Moving disks around is part of the life cycle of a guest. Disks in the storage pools (local or network) may fail or fill up due to bad capacity management. Another reason may be the cost or speed of the disks involved. Sooner or later, one of these things will happen, and then you will need to move the storage somewhere else.

Ordinarily, one would have to shut down the guest, copy the storage volume file elsewhere (if it is a file), wait, update the machine’s XML configuration, and launch it again. However, in today’s mission-critical enterprises, this may not always be possible.

In order to perform this copy, you need the source and destination paths of the disk. You can get the source path by checking the XML configuration file or, even better, by querying the storage volume itself. This does require you to know which storage pool it is located on.

Execute the following command:

~]# virsh vol-list --pool <storage pool> |awk '$1 ~ /^<volume name>$/ {print $2}'

Ensure that your destination is an existing storage pool; if not, go ahead and create it.

If you can’t remember the path to your pool’s location, run the following:

~]# virsh pool-dumpxml <poolname> |awk '/<path>.*<\/path>/ {print $1}'

Moving disks can take some time, so ensure that you have plenty of time available. Perform the following steps:

  1. Dump the inactive XML configuration file for the guest, as follows:
    ~]# virsh dumpxml --inactive <guestname> > /tmp/<guestname>.xml

    The –-inactive file will ensure that it doesn’t copy any temporary information that is irrelevant to the guest.

  2. Undefine the guest through the following command:
    ~]# virsh undefine <guestname>
  3. Copy the virtual disk to another location by executing the following:
    ~]# virsh blockcopy --domain <guestname> --path <original path> --dest <destination path> --wait --verbose --pivot
  4. Now, edit the guest’s XML configuration file and change the path of the disk to the new location.
  5. Redefine the guest, as follows:
    ~]# virsh define /tmp/<guestname>.xml
  6. Remove the source disk after you are happy with the results. Run the following command:
    ~]# virsh vol-delete --pool <poolname> --vol <volname>

The moving of disks can only be performed on transient domains, which is the reason we execute the virsh undefine command. In order to be able to make it persistent again after the transfer, we also need to dump the XML configuration file and modify the storage volume path.
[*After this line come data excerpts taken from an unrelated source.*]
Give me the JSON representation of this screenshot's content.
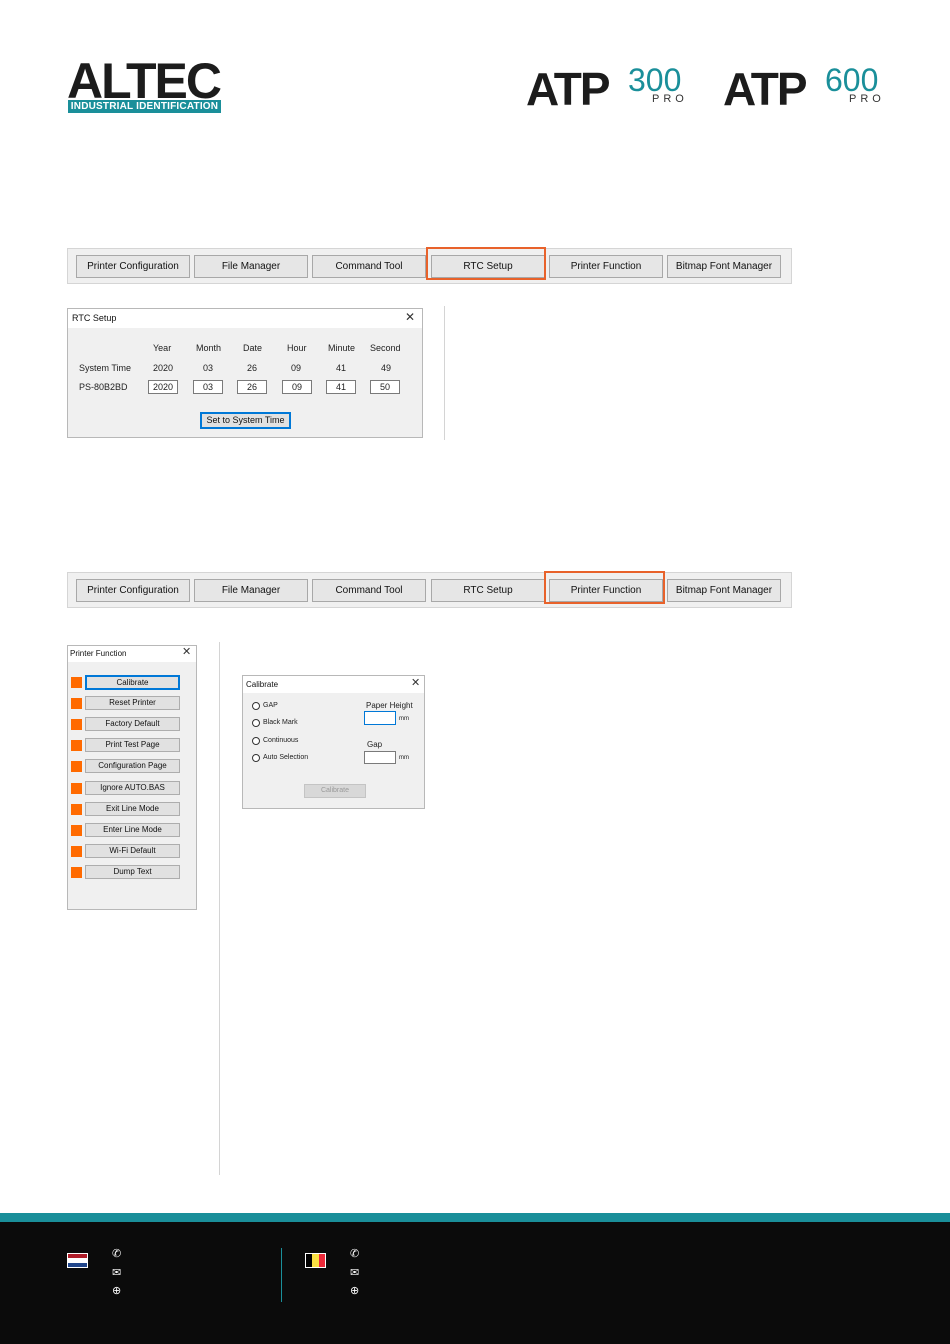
{
  "header": {
    "logo_word": "ALTEC",
    "logo_sub": "INDUSTRIAL IDENTIFICATION",
    "models": [
      {
        "prefix": "ATP",
        "number": "300",
        "suffix": "PRO"
      },
      {
        "prefix": "ATP",
        "number": "600",
        "suffix": "PRO"
      }
    ]
  },
  "tabs": [
    "Printer Configuration",
    "File Manager",
    "Command Tool",
    "RTC Setup",
    "Printer Function",
    "Bitmap Font Manager"
  ],
  "rtc_dialog": {
    "title": "RTC Setup",
    "columns": [
      "Year",
      "Month",
      "Date",
      "Hour",
      "Minute",
      "Second"
    ],
    "system_time_label": "System Time",
    "system_time": [
      "2020",
      "03",
      "26",
      "09",
      "41",
      "49"
    ],
    "device_label": "PS-80B2BD",
    "device_time": [
      "2020",
      "03",
      "26",
      "09",
      "41",
      "50"
    ],
    "button": "Set to System Time"
  },
  "printer_function": {
    "title": "Printer Function",
    "buttons": [
      "Calibrate",
      "Reset Printer",
      "Factory Default",
      "Print Test Page",
      "Configuration Page",
      "Ignore AUTO.BAS",
      "Exit Line Mode",
      "Enter Line Mode",
      "Wi-Fi Default",
      "Dump Text"
    ]
  },
  "calibrate_dialog": {
    "title": "Calibrate",
    "options": [
      "GAP",
      "Black Mark",
      "Continuous",
      "Auto Selection"
    ],
    "paper_height_label": "Paper Height",
    "gap_label": "Gap",
    "unit": "mm",
    "button": "Calibrate"
  },
  "colors": {
    "accent": "#e8622b",
    "brand": "#1a8f9a",
    "footer": "#0b0b0b",
    "status": "#ff6a00"
  },
  "footer_icons": [
    "nl-flag-icon",
    "phone-icon",
    "mail-icon",
    "globe-icon",
    "be-flag-icon"
  ]
}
Moving the disk does two things, which are:

  • Firstly, it copies all the data of the source to the destination
  • Secondly, when the copying is complete, both source and destination remain mirrored until it is either canceled with blockjob --abort or actually switched over to the new target by executing the blockjob --pivot command

The preceding blockcopy command does everything at the same time. The --wait command will not give control back to the user until the command fails or succeeds. It is essentially the same as the following:

~]# virsh blockcopy --domain <guestname> --path <source path> --dest <destination path>

Monitor the progress of the copy by executing the following:

~]# watch -n10 "virsh blockjob -domain <guestname> --path <source path> --info"

When it’s done, execute this:

~]# virsh blockjob -domain <guestname> --path <source path> --pivot

It is also possible to change the disk format on the fly, by specifying the --formatargument with the format that you want to convert your disk into. If you want to copy it to a block device, specify --blockdev.